Mientras reflexionamos sobre la humildad de Jesús esta semana, ¿podríamos también considerar cómo podríamos aceptar más plenamente nuestra propia humanidad y liberarnos de las pretensiones de cualquier atributo de divinidad? En las últimas semanas, me he resistido y he sentido resentimiento por tener que reconocer mi propia avidez por la divinidad: mi deseo de tener un control total sobre las circunstancias en las que me encuentro, de ser omnisciente, de estar exento de dolor o de emociones que preferiría no sentir. Sin embargo, a cada paso, oigo a Dios decir: «Mira a mi hijo, que no se aferró a tales cosas, sino que se vació humilde y amorosamente por ti. Por ti y por ti y por ti».

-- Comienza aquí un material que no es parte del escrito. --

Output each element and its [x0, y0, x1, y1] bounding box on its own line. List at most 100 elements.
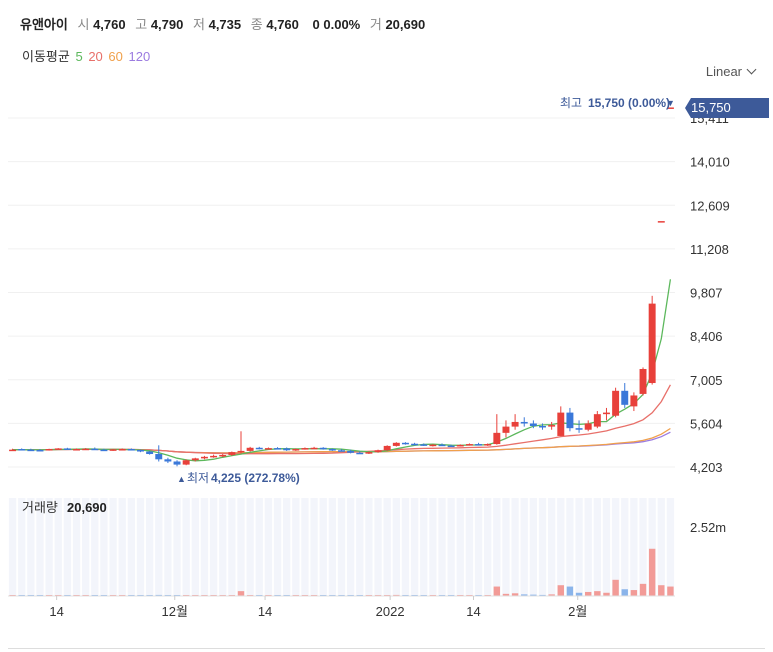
candle-body [584, 423, 592, 430]
ma20-legend: 20 [88, 49, 103, 64]
volume-column-bg [666, 498, 675, 596]
volume-bar [393, 594, 400, 596]
candle-body [456, 444, 464, 447]
volume-bar [521, 594, 528, 596]
candle-body [612, 390, 620, 416]
candle-body [264, 448, 272, 450]
candle-body [603, 412, 610, 415]
y-axis-ticks: 15,41114,01012,60911,2089,8078,4067,0055… [690, 111, 730, 475]
y-tick-label: 14,010 [690, 155, 730, 170]
x-tick-label: 14 [49, 604, 63, 619]
volume-panel-label: 거래량 [22, 500, 58, 515]
ma120-legend: 120 [128, 49, 151, 64]
y-tick-label: 4,203 [690, 460, 723, 475]
stock-name: 유앤아이 [20, 17, 68, 32]
candle-body [383, 445, 391, 451]
candle-body [639, 369, 647, 394]
bottom-divider [8, 648, 765, 649]
candle-body [529, 423, 537, 426]
ma-label: 이동평균 [22, 49, 70, 64]
volume-column-bg [584, 498, 592, 596]
volume-bar [539, 594, 546, 596]
low-annotation-value: 4,225 (272.78%) [211, 471, 300, 485]
open-label: 시 [77, 17, 90, 32]
candles [9, 107, 674, 467]
volume-column-bg [365, 498, 373, 596]
volume-column-bg [273, 498, 282, 596]
volume-bar [648, 548, 656, 596]
volume-column-bg [237, 498, 245, 596]
candle-body [666, 107, 674, 109]
candle-body [210, 455, 218, 458]
volume-bar [594, 591, 601, 596]
volume-column-bg [429, 498, 437, 596]
volume-bar [155, 594, 162, 596]
volume-column-bg [228, 498, 236, 596]
current-price-tag: 15,750 [685, 98, 769, 118]
candle-body [493, 432, 501, 445]
low-annotation-label: 최저 [187, 471, 209, 485]
candle-body [447, 445, 455, 448]
candle-body [520, 421, 528, 424]
y-tick-label: 9,807 [690, 286, 723, 301]
quote-header: 유앤아이 시 4,760 고 4,790 저 4,735 종 4,760 0 0… [20, 14, 425, 33]
candle-body [657, 221, 665, 223]
candle-body [164, 459, 172, 462]
y-tick-label: 5,604 [690, 416, 723, 431]
volume-column-bg [145, 498, 154, 596]
candle-body [374, 450, 382, 453]
volume-column-bg [337, 498, 346, 596]
grid [8, 117, 675, 468]
candle-body [91, 448, 99, 451]
candle-body [146, 451, 154, 455]
high-annotation-label: 최고 [560, 96, 582, 110]
volume-column-bg [72, 498, 81, 596]
close-value: 4,760 [266, 17, 299, 32]
scale-selector[interactable]: Linear [706, 64, 757, 79]
volume-column-bg [547, 498, 556, 596]
volume-column-bg [45, 498, 53, 596]
volume-bar [639, 583, 647, 596]
candle-body [54, 448, 62, 450]
ma60-legend: 60 [108, 49, 123, 64]
open-value: 4,760 [93, 17, 126, 32]
volume-column-bg [529, 498, 538, 596]
volume-column-bg [191, 498, 199, 596]
candle-body [173, 461, 181, 465]
candle-body [365, 452, 373, 454]
candle-body [511, 421, 519, 427]
volume-column-bg [392, 498, 400, 596]
volume-bar [603, 592, 610, 596]
volume-bar [502, 593, 510, 596]
volume-column-bg [557, 498, 565, 596]
volume-bar [667, 586, 674, 596]
candle-body [566, 412, 574, 429]
volume-column-bg [593, 498, 601, 596]
x-tick-label: 2월 [568, 604, 587, 619]
volume-column-bg [602, 498, 611, 596]
volume-column-bg [8, 498, 17, 596]
volume-column-bg [520, 498, 528, 596]
x-tick-label: 2022 [376, 604, 405, 619]
candle-body [118, 449, 126, 451]
candle-body [557, 412, 565, 436]
volume-column-bg [18, 498, 26, 596]
volume-column-bg [127, 498, 136, 596]
volume-column-bg [118, 498, 126, 596]
candle-body [411, 443, 419, 446]
volume-value-header: 20,690 [385, 17, 426, 32]
candle-body [200, 456, 208, 459]
x-axis-ticks: 14 12월 14 2022 14 2월 [49, 596, 587, 619]
volume-bar [566, 586, 574, 596]
volume-column-bg [36, 498, 44, 596]
candle-body [246, 447, 254, 451]
volume-column-bg [621, 498, 629, 596]
candle-body [429, 444, 437, 447]
close-label: 종 [250, 17, 263, 32]
volume-label-header: 거 [369, 17, 382, 32]
high-label: 고 [135, 17, 148, 32]
candle-body [27, 449, 35, 452]
volume-column-bg [410, 498, 419, 596]
volume-column-bg [109, 498, 117, 596]
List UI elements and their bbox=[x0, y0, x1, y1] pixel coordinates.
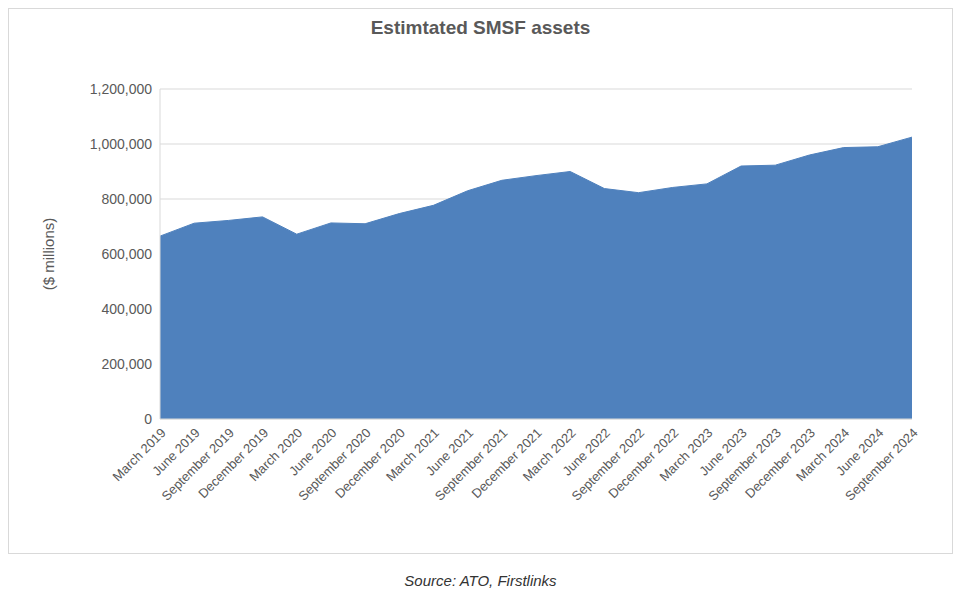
svg-text:June 2023: June 2023 bbox=[696, 425, 750, 479]
svg-text:December 2021: December 2021 bbox=[468, 425, 545, 502]
svg-text:September 2024: September 2024 bbox=[842, 425, 921, 504]
svg-text:June 2022: June 2022 bbox=[559, 425, 613, 479]
svg-text:September 2022: September 2022 bbox=[568, 425, 648, 504]
svg-text:September 2023: September 2023 bbox=[705, 425, 784, 504]
svg-text:1,000,000: 1,000,000 bbox=[90, 136, 152, 152]
svg-text:December 2020: December 2020 bbox=[331, 425, 408, 502]
html-text:Estimtated SMSF assets: Estimtated SMSF assets bbox=[370, 17, 591, 38]
svg-text:December 2023: December 2023 bbox=[742, 425, 819, 502]
html-text:Source: ATO, Firstlinks: Source: ATO, Firstlinks bbox=[404, 572, 557, 589]
svg-text:June 2024: June 2024 bbox=[832, 425, 887, 479]
svg-text:June 2020: June 2020 bbox=[286, 425, 340, 479]
svg-text:600,000: 600,000 bbox=[101, 246, 152, 262]
svg-text:1,200,000: 1,200,000 bbox=[90, 81, 152, 97]
svg-text:June 2021: June 2021 bbox=[422, 425, 477, 479]
svg-text:($ millions): ($ millions) bbox=[40, 218, 57, 291]
svg-text:September 2019: September 2019 bbox=[158, 425, 237, 504]
svg-text:September 2021: September 2021 bbox=[431, 425, 511, 504]
svg-text:December 2022: December 2022 bbox=[605, 425, 682, 502]
svg-text:400,000: 400,000 bbox=[101, 301, 152, 317]
svg-text:200,000: 200,000 bbox=[101, 356, 152, 372]
svg-text:0: 0 bbox=[144, 411, 152, 427]
svg-text:March 2022: March 2022 bbox=[519, 425, 579, 485]
svg-text:March 2023: March 2023 bbox=[656, 425, 716, 485]
svg-text:800,000: 800,000 bbox=[101, 191, 152, 207]
svg-text:September 2020: September 2020 bbox=[295, 425, 374, 504]
svg-text:June 2019: June 2019 bbox=[149, 425, 203, 479]
svg-text:March 2019: March 2019 bbox=[109, 425, 169, 485]
svg-text:March 2020: March 2020 bbox=[246, 425, 306, 485]
svg-text:December 2019: December 2019 bbox=[195, 425, 272, 502]
svg-text:March 2021: March 2021 bbox=[382, 425, 443, 485]
svg-text:March 2024: March 2024 bbox=[793, 425, 853, 485]
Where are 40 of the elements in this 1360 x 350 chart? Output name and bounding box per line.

Para nosotros, que tenemos roles, responsabilidades, autoridad y tantas formas de poder, el enfoque de Pablo en la humildad de Jesús, este despojarse de sí mismo para alcanzar la plena humanidad y el servicio a los demás, podría ser la clave para comprender, al menos en parte, los misterios pascuales que contemplamos esta semana. Cuando, el Viernes Santo, se nos invite de nuevo a arrodillarnos a los pies de la Cruz, rezo para que sea un momento de profunda gracia y un regalo para cada uno de nosotros. Porque es el momento de nuestra redención.

¡Os deseo a todos una Semana Santa bendecida y espiritualmente fructífera!